As for "help with technology", that's extremely vague (and probably on purpose). Technology could be game-engine technology. Or development tools (my guess). Or even computer hardware (this seems unlikely to me). Even dev tools are a vast in scope. Summary: We have no clue what it could mean, unless F&P/Brad have given out more hints.

My own opinion about F&P making no progress... doing nothing with your property doesn't mean it belongs to someone else. As much as I'd love for F&P to make the sequel, we can't just say "you took too long, now it's mine". That's now how ownership of property works. I'm sure there are some legal nuances here, for or against. Once again, my opinion.
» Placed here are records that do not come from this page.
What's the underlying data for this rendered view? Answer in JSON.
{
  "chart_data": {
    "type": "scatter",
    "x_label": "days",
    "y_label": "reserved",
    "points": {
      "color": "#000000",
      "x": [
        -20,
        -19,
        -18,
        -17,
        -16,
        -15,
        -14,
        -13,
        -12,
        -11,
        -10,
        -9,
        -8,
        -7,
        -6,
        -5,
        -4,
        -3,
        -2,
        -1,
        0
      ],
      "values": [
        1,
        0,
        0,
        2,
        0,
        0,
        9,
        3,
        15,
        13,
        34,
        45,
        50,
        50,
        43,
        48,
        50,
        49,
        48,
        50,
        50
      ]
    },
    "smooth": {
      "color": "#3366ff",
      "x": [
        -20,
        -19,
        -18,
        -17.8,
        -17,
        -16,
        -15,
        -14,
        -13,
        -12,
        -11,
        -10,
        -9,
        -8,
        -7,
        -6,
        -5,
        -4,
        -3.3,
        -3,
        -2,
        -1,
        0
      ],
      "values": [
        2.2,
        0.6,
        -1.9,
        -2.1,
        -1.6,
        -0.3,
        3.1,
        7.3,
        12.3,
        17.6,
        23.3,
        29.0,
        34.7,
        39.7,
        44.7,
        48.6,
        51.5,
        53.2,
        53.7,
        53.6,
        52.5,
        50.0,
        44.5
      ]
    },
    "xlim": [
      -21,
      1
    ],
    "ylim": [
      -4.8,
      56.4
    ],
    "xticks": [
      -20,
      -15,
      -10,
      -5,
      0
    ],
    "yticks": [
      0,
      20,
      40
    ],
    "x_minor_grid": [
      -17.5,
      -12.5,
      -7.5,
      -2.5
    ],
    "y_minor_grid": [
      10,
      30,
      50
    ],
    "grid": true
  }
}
Also, Happy New Year everyone!

Re: Sequels strife

Posted: Wed Jan 06, 2021 6:38 pm
by Elestan
Borgie wrote: Wed Jan 06, 2021 5:34 pmForgive me if this was already made clear: is renaming "Ghosts of the Precursors" due to legal issues (or even because it links to the lawsuit) or because they just didn't like the name?
It's due to legal issues; Stardock was claiming that they had associated the name with Stardock's trademark, and therefore couldn't use it.
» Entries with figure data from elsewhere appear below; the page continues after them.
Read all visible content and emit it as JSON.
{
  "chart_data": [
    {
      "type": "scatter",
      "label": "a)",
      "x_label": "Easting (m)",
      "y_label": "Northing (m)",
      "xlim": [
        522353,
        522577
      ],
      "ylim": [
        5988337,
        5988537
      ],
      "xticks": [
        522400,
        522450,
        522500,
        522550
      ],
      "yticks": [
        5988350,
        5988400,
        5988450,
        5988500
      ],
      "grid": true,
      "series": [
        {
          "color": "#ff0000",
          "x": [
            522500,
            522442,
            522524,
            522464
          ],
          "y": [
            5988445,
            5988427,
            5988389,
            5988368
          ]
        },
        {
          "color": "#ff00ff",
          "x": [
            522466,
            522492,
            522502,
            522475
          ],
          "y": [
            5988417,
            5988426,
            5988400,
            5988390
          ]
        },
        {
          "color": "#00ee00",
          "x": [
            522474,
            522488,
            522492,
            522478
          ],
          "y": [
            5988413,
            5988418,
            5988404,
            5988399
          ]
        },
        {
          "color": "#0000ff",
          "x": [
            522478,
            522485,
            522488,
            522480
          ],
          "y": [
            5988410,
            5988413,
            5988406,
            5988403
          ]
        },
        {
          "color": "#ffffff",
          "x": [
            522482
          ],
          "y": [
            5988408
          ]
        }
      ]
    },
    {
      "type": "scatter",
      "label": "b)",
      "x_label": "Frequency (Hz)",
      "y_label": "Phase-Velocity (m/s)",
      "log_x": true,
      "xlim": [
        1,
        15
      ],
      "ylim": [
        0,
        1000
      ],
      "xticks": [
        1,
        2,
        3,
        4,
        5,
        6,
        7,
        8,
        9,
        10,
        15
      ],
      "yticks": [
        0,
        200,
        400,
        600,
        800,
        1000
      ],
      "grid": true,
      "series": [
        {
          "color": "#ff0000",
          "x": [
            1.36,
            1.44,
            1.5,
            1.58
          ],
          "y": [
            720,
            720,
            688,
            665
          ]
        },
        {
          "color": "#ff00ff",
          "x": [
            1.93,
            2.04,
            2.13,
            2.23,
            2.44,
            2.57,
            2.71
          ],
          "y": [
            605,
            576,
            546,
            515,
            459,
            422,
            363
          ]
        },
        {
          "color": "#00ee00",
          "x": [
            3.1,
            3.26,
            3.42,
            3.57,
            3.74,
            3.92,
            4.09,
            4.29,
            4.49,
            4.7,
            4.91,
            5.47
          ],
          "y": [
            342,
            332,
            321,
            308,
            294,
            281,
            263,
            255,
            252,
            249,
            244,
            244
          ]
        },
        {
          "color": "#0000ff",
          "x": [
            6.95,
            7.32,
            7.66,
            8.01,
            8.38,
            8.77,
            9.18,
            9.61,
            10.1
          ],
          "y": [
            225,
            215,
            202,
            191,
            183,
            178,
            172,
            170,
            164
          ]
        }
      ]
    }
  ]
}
Stardock might or might not have won that argument if it had gone to court, but regardless, it was something P&F chose to concede in the settlement.

Re: Sequels strife

Posted: Thu Jan 07, 2021 1:47 pm
by Draxas
Borgie wrote: Wed Jan 06, 2021 5:34 pmMy own opinion about F&P making no progress... doing nothing with your property doesn't mean it belongs to someone else. As much as I'd love for F&P to make the sequel, we can't just say "you took too long, now it's mine". That's now how ownership of property works. I'm sure there are some legal nuances here, for or against. Once again, my opinion.
You're right that it doesn't work this way. However, if that interval of doing nothing is long enough (though I'm not sure how long exactly, but I think it's something like 75 years?), there is an argument to be made that the work is now public domain and anyone can use it freely. I'm not sure video games as a medium are even old enough to qualify yet, so that's not really a risk. Trademarks, however, I think will lapse much more quickly (though again, I don't know the specifics and can't even guess in this case).

Re: Sequels strife

Posted: Thu Jan 07, 2021 2:52 pm
by Elestan
Draxas wrote: Thu Jan 07, 2021 1:47 pmif that interval of doing nothing is long enough (though I'm not sure how long exactly, but I think it's something like 75 years?), there is an argument to be made that the work is now public domain and anyone can use it freely.
In the U.S., copyright for joint works or works for hire (which would include SC) lasts for 95 years after first publication. So there's a long time to go.

I would actually prefer that copyright be considerably shorter, but that's what we have right now.

Trademarks need to be renewed every ten years, but the company must keep then in use, or show at least an intent to use them, and has an obligation to defend them (i.e. keep other people from using them), or else they become vulnerable. One of the arguments in the court case was that Atari had neglected the use of the trademark for so long that it lapsed before Stardock bought it.

Re: Sequels strife

Posted: Fri Jan 08, 2021 9:50 am
by krulle
Copyright for 95 years, lex Disney. (Otherwise the original Mickey Mouse (as depicted in Steamboat Willy) would've become public domain.
The US is an exception for that. (https://en.wikipedia.org/wiki/Copyright ... es#History )

It's unusual that a character is being used commercially and successfully over such a long time.
Usually the creator would've been dead and not receive the income anymore.
But ownership by corporations changed that.